Kolumne «Du chasch mir eifach Sie säge»

Von Marianne Siegenthaler

28.9.2020

Im Restaurant ist Duzen okay, auf der Bank findet das unsere Kolumnistin jedoch unangemessen. (Symbolbild) 
Im Restaurant ist Duzen okay, auf der Bank findet das unsere Kolumnistin jedoch unangemessen. (Symbolbild) 
Bild: Keystone

Die Credit Suisse will ihr Image auflockern und darum ihre Kunden duzen – unsere Kolumnistin findet das ziemlich daneben.

Diese Nachricht schlug fast schon wie eine Bombe ein: Die Bänkler der Credit Suisse wollen die Kundinnen und Kunden in Zukunft duzen und damit Lockerheit und Nähe symbolisieren.

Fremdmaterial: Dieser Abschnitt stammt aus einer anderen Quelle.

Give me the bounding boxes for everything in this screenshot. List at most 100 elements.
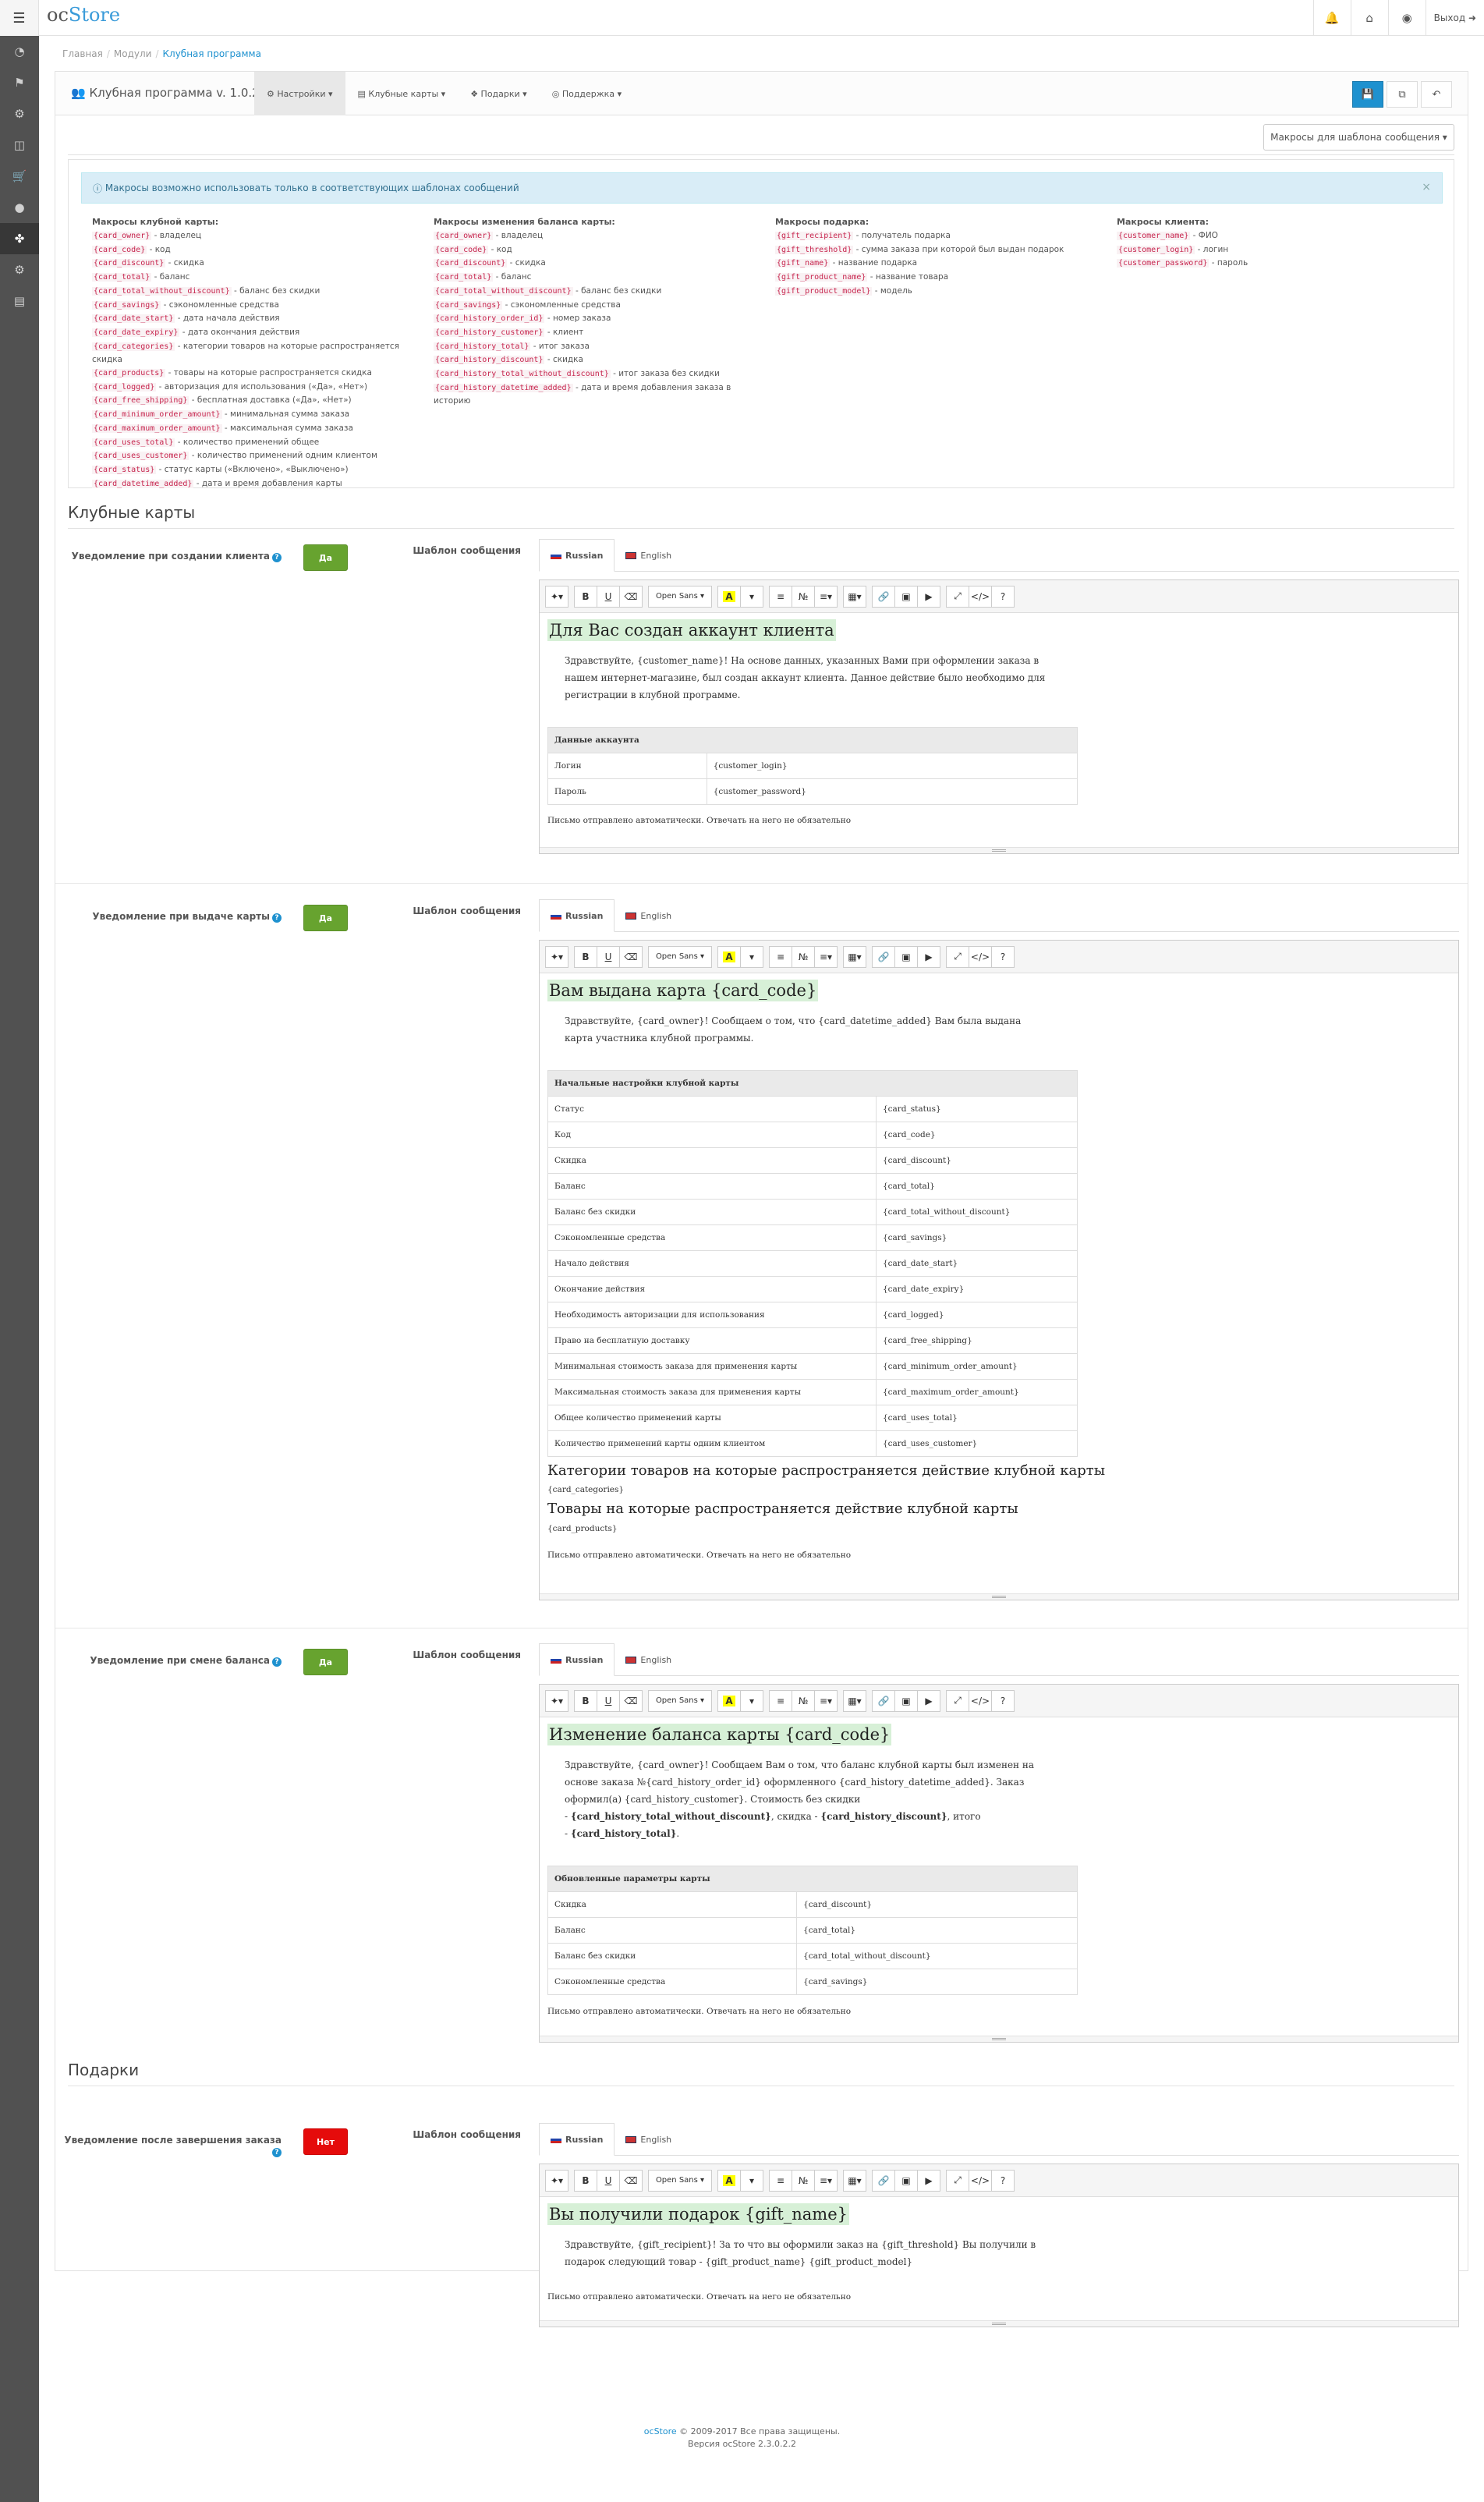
font-color-button[interactable]: A <box>717 585 741 608</box>
back-button[interactable]: ↶ <box>1421 81 1452 108</box>
footer-brand-link[interactable]: ocStore <box>644 2426 677 2436</box>
link-icon[interactable]: 🔗 <box>872 945 895 968</box>
code-view-icon[interactable]: </> <box>969 945 992 968</box>
table-icon[interactable]: ▦▾ <box>843 945 866 968</box>
tab-english[interactable]: English <box>614 539 682 572</box>
numbered-list-icon[interactable]: № <box>792 585 815 608</box>
help-icon[interactable]: ? <box>991 1689 1015 1712</box>
fullscreen-icon[interactable]: ⤢ <box>946 945 969 968</box>
fullscreen-icon[interactable]: ⤢ <box>946 585 969 608</box>
editor-body[interactable]: Вы получили подарок {gift_name} Здравств… <box>540 2197 1458 2320</box>
logout-button[interactable]: Выход ➜ <box>1425 0 1484 36</box>
macros-dropdown-button[interactable]: Макросы для шаблона сообщения ▾ <box>1263 124 1454 151</box>
link-icon[interactable]: 🔗 <box>872 2169 895 2192</box>
sales-icon[interactable]: 🛒 <box>0 161 39 192</box>
menu-gifts[interactable]: ❖ Подарки ▾ <box>458 72 540 115</box>
underline-button[interactable]: U <box>597 945 620 968</box>
editor-body[interactable]: Для Вас создан аккаунт клиента Здравству… <box>540 613 1458 847</box>
message-editor[interactable]: ✦▾ B U ⌫ Open Sans ▾ A ▾ ≡ № ≡▾ ▦▾ 🔗 ▣ ▶ ⤢ </>? Изменен… <box>539 1684 1459 2043</box>
help-icon[interactable]: ? <box>272 1657 282 1667</box>
resize-handle[interactable] <box>540 847 1458 853</box>
code-view-icon[interactable]: </> <box>969 585 992 608</box>
image-icon[interactable]: ▣ <box>894 585 918 608</box>
eraser-icon[interactable]: ⌫ <box>619 585 643 608</box>
numbered-list-icon[interactable]: № <box>792 1689 815 1712</box>
video-icon[interactable]: ▶ <box>917 1689 940 1712</box>
magic-icon[interactable]: ✦▾ <box>545 585 568 608</box>
bullet-list-icon[interactable]: ≡ <box>769 585 792 608</box>
close-icon[interactable]: × <box>1422 181 1431 193</box>
bullet-list-icon[interactable]: ≡ <box>769 2169 792 2192</box>
tab-russian[interactable]: Russian <box>539 539 615 572</box>
help-icon[interactable]: ? <box>272 553 282 562</box>
font-color-button[interactable]: A <box>717 1689 741 1712</box>
eraser-icon[interactable]: ⌫ <box>619 2169 643 2192</box>
message-editor[interactable]: ✦▾ B U ⌫ Open Sans ▾ A ▾ ≡ № ≡▾ ▦▾ 🔗 ▣ ▶ ⤢ </>? Вы полу… <box>539 2164 1459 2327</box>
logo[interactable]: ocStore <box>47 4 120 26</box>
eraser-icon[interactable]: ⌫ <box>619 945 643 968</box>
customers-icon[interactable]: ● <box>0 192 39 223</box>
design-icon[interactable]: ◫ <box>0 129 39 161</box>
bold-button[interactable]: B <box>574 945 597 968</box>
menu-club-cards[interactable]: ▤ Клубные карты ▾ <box>345 72 459 115</box>
balance-change-toggle[interactable]: Да <box>303 1649 348 1675</box>
bell-icon[interactable]: 🔔 <box>1312 0 1351 36</box>
image-icon[interactable]: ▣ <box>894 945 918 968</box>
tab-english[interactable]: English <box>614 2123 682 2156</box>
editor-body[interactable]: Изменение баланса карты {card_code} Здра… <box>540 1717 1458 2036</box>
home-icon[interactable]: ⌂ <box>1350 0 1388 36</box>
menu-support[interactable]: ◎ Поддержка ▾ <box>540 72 634 115</box>
help-icon[interactable]: ? <box>991 945 1015 968</box>
reports-icon[interactable]: ▤ <box>0 285 39 317</box>
font-color-button[interactable]: A <box>717 2169 741 2192</box>
breadcrumb-home[interactable]: Главная <box>62 48 103 59</box>
align-icon[interactable]: ≡▾ <box>814 1689 838 1712</box>
align-icon[interactable]: ≡▾ <box>814 945 838 968</box>
font-select[interactable]: Open Sans ▾ <box>648 2169 712 2192</box>
table-icon[interactable]: ▦▾ <box>843 1689 866 1712</box>
bold-button[interactable]: B <box>574 1689 597 1712</box>
code-view-icon[interactable]: </> <box>969 1689 992 1712</box>
breadcrumb-current[interactable]: Клубная программа <box>163 48 261 59</box>
message-editor[interactable]: ✦▾ B U ⌫ Open Sans ▾ A ▾ ≡ № ≡▾ ▦▾ 🔗 ▣ ▶ ⤢ </>? Для Вас… <box>539 579 1459 854</box>
menu-settings[interactable]: ⚙ Настройки ▾ <box>254 72 345 115</box>
system-icon[interactable]: ⚙ <box>0 254 39 285</box>
numbered-list-icon[interactable]: № <box>792 2169 815 2192</box>
message-editor[interactable]: ✦▾ B U ⌫ Open Sans ▾ A ▾ ≡ № ≡▾ ▦▾ 🔗 ▣ ▶ ⤢ </>? Вам выд… <box>539 940 1459 1600</box>
code-view-icon[interactable]: </> <box>969 2169 992 2192</box>
underline-button[interactable]: U <box>597 2169 620 2192</box>
create-customer-toggle[interactable]: Да <box>303 544 348 571</box>
font-select[interactable]: Open Sans ▾ <box>648 1689 712 1712</box>
tab-english[interactable]: English <box>614 1643 682 1676</box>
font-select[interactable]: Open Sans ▾ <box>648 585 712 608</box>
eraser-icon[interactable]: ⌫ <box>619 1689 643 1712</box>
bullet-list-icon[interactable]: ≡ <box>769 945 792 968</box>
tab-russian[interactable]: Russian <box>539 899 615 932</box>
resize-handle[interactable] <box>540 2320 1458 2327</box>
bold-button[interactable]: B <box>574 585 597 608</box>
bullet-list-icon[interactable]: ≡ <box>769 1689 792 1712</box>
font-color-button[interactable]: A <box>717 945 741 968</box>
help-icon[interactable]: ? <box>272 2148 282 2157</box>
save-stay-button[interactable]: ⧉ <box>1387 81 1418 108</box>
image-icon[interactable]: ▣ <box>894 1689 918 1712</box>
issue-card-toggle[interactable]: Да <box>303 905 348 931</box>
fullscreen-icon[interactable]: ⤢ <box>946 1689 969 1712</box>
help-icon[interactable]: ? <box>991 2169 1015 2192</box>
underline-button[interactable]: U <box>597 1689 620 1712</box>
help-icon[interactable]: ? <box>991 585 1015 608</box>
image-icon[interactable]: ▣ <box>894 2169 918 2192</box>
table-icon[interactable]: ▦▾ <box>843 585 866 608</box>
video-icon[interactable]: ▶ <box>917 945 940 968</box>
align-icon[interactable]: ≡▾ <box>814 2169 838 2192</box>
magic-icon[interactable]: ✦▾ <box>545 1689 568 1712</box>
help-icon[interactable]: ? <box>272 913 282 923</box>
breadcrumb-modules[interactable]: Модули <box>114 48 152 59</box>
marketing-icon[interactable]: ✤ <box>0 223 39 254</box>
editor-body[interactable]: Вам выдана карта {card_code} Здравствуйт… <box>540 973 1458 1593</box>
resize-handle[interactable] <box>540 2036 1458 2042</box>
link-icon[interactable]: 🔗 <box>872 1689 895 1712</box>
bold-button[interactable]: B <box>574 2169 597 2192</box>
catalog-icon[interactable]: ⚑ <box>0 67 39 98</box>
order-complete-toggle[interactable]: Нет <box>303 2128 348 2155</box>
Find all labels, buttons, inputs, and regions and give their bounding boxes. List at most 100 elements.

Inzwischen hat die Bank zwar einen Rückzieher gemacht. Die Basisansprache ist das Du, aber wenn der Kunde sich mit Nachnamen vorstellt, wird er gesiezt. Und das ist gut so.

Denn mein Bankberater ist nicht mein Kumpel, und von der Finanzbranche erwarte ich Seriosität und Zuverlässigkeit. Was, wenn die mit meinem sauer verdienten Geld so locker umgehen, wie sie sich künftig mit gegenüber geben wollen? Nein danke.

Mehr Teamgeist?

Neu ist das Du am Arbeitsplatz nicht. Als Paradebeispiel für die Du-Kultur gilt das schwedische Möbel-Unternehmen Ikea. Vom Hubstaplerfahrer bis zum obersten Chef sprechen sich alle mit Du an. Und nicht nur sie: Auch Kundinnen und Kunden mussten sich in den 1980er-Jahren erst daran gewöhnen, in Inseraten und Werbespots geduzt zu werden. Die Idee hinter dem Du im Betrieb: Es soll den Teamgeist fördern und das Zusammengehörigkeitsgefühl verbessern.

In einigen Branchen wie im Gastgewerbe, in der Werbung, den Medien oder auf dem Bau ist es denn auch selbstverständlich, dass sich alle von Anfang an duzen. Ob das tatsächlich eine positive Wirkung auf das Betriebsklima hat, wage ich zu bezweifeln. Ich hatte jedenfalls auf den verschiedenen Redaktionen, auf denen ich gearbeitet habe, nie den Eindruck, dass das Du die Stimmung verbessert hätte.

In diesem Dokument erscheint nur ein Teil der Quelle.